Conformal prediction has been a popular distribution-free framework for uncertainty quantification. In this paper, we present a novel conformal prediction method for time-series, which we call Kernel-based Optimally Weighted Conformal Prediction Intervals (KOWCPI). Specifically, KOWCPI adapts the classic Reweighted Nadaraya-Watson (RNW) estimator for quantile regression on dependent data and learns optimal data-adaptive weights. Theoretically, we tackle the challenge of establishing a conditional coverage guarantee for non-exchangeable data under strong mixing conditions on the non-conformity scores.
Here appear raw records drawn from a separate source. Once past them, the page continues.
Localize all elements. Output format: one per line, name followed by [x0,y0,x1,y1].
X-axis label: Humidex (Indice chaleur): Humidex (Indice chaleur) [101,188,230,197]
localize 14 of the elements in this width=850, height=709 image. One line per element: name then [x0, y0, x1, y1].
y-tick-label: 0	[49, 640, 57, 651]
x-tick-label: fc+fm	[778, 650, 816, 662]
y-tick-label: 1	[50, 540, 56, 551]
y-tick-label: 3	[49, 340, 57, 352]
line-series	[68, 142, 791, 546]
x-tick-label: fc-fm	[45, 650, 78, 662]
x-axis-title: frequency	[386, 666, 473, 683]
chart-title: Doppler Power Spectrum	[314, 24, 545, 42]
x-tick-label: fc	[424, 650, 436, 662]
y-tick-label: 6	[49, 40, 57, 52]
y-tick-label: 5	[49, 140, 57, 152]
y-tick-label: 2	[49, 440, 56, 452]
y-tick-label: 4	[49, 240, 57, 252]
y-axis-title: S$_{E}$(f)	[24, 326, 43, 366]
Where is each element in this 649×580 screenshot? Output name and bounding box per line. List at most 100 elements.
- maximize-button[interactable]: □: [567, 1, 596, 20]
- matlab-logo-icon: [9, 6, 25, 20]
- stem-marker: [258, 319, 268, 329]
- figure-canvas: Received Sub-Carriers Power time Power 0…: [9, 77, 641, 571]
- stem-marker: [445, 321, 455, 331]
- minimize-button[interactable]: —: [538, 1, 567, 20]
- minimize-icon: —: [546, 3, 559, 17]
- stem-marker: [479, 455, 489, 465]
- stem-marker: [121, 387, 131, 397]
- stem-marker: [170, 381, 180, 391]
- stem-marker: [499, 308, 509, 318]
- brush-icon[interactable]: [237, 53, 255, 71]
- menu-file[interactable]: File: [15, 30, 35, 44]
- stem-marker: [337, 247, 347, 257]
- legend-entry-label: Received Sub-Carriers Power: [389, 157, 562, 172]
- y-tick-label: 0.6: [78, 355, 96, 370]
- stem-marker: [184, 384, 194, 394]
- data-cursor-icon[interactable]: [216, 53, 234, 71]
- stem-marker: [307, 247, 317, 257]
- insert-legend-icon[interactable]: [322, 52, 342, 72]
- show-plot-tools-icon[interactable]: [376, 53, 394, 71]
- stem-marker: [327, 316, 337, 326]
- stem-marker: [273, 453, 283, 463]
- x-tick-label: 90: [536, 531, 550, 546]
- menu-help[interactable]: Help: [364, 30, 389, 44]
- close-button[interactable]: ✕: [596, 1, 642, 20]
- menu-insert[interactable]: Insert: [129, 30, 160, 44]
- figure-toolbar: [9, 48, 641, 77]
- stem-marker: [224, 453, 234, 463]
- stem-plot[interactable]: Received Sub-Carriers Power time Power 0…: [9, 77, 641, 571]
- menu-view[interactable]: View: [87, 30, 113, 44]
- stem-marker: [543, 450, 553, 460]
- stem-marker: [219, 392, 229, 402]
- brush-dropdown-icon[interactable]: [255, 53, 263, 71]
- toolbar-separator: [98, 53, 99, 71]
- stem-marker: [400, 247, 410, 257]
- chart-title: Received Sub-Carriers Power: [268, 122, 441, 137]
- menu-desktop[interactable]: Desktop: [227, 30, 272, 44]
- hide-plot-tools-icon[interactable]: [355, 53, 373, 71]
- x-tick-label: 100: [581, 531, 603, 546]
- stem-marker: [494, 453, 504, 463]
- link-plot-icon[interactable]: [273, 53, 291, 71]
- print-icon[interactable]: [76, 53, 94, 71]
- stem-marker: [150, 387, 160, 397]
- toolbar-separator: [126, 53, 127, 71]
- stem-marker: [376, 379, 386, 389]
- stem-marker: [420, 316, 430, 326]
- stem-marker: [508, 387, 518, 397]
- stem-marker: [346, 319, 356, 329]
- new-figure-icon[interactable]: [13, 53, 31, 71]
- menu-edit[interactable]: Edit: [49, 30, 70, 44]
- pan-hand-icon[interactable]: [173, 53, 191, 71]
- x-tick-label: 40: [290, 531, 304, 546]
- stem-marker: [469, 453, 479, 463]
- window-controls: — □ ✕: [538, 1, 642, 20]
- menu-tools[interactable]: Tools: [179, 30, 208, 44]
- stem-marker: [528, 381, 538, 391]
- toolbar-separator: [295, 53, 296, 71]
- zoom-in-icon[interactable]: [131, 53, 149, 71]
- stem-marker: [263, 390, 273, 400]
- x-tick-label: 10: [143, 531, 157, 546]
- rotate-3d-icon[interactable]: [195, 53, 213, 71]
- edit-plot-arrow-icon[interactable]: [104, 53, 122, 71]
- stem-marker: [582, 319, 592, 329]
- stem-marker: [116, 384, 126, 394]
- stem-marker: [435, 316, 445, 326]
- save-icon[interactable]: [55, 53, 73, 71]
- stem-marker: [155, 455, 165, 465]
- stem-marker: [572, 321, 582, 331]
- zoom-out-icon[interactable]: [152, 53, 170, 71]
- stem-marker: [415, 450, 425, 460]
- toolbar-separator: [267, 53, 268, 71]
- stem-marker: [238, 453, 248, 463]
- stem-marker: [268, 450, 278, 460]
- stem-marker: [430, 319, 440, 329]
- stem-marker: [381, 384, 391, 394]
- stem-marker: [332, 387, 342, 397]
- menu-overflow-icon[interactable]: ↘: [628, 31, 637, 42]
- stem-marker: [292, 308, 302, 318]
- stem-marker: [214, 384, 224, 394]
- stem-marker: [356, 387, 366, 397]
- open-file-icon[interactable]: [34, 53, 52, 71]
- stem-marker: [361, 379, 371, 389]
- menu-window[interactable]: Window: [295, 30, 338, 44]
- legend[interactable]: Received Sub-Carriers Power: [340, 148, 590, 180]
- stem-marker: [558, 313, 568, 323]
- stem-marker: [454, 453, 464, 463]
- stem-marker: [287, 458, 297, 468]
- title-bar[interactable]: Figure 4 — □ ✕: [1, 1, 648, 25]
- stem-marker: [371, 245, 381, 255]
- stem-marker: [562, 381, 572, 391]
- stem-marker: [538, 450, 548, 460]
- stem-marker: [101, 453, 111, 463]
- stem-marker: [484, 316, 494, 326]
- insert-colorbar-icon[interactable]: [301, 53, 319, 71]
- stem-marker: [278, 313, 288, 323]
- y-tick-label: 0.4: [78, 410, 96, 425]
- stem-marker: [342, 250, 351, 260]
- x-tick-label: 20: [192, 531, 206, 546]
We demonstrate the superior performance of KOWCPI on real time-series against state-of-the-art methods, where KOWCPI achieves narrower confidence intervals without losing coverage.

翻译：共形预测已成为一种流行的无分布不确定性量化框架。本文提出了一种针对时间序列的新型共形预测方法，称为基于核的最优加权共形预测区间（KOWCPI）。具体而言，KOWCPI采用经典的重加权Nadaraya-Watson（RNW）估计器对相依数据进行分位数回归，并学习最优的数据自适应权重。在理论上，我们解决了在非共形分数满足强混合条件下为非可交换数据建立条件覆盖保证的挑战。我们在真实时间序列数据上展示了KOWCPI相对于现有先进方法的优越性能，其中KOWCPI在保持覆盖范围的同时实现了更窄的置信区间。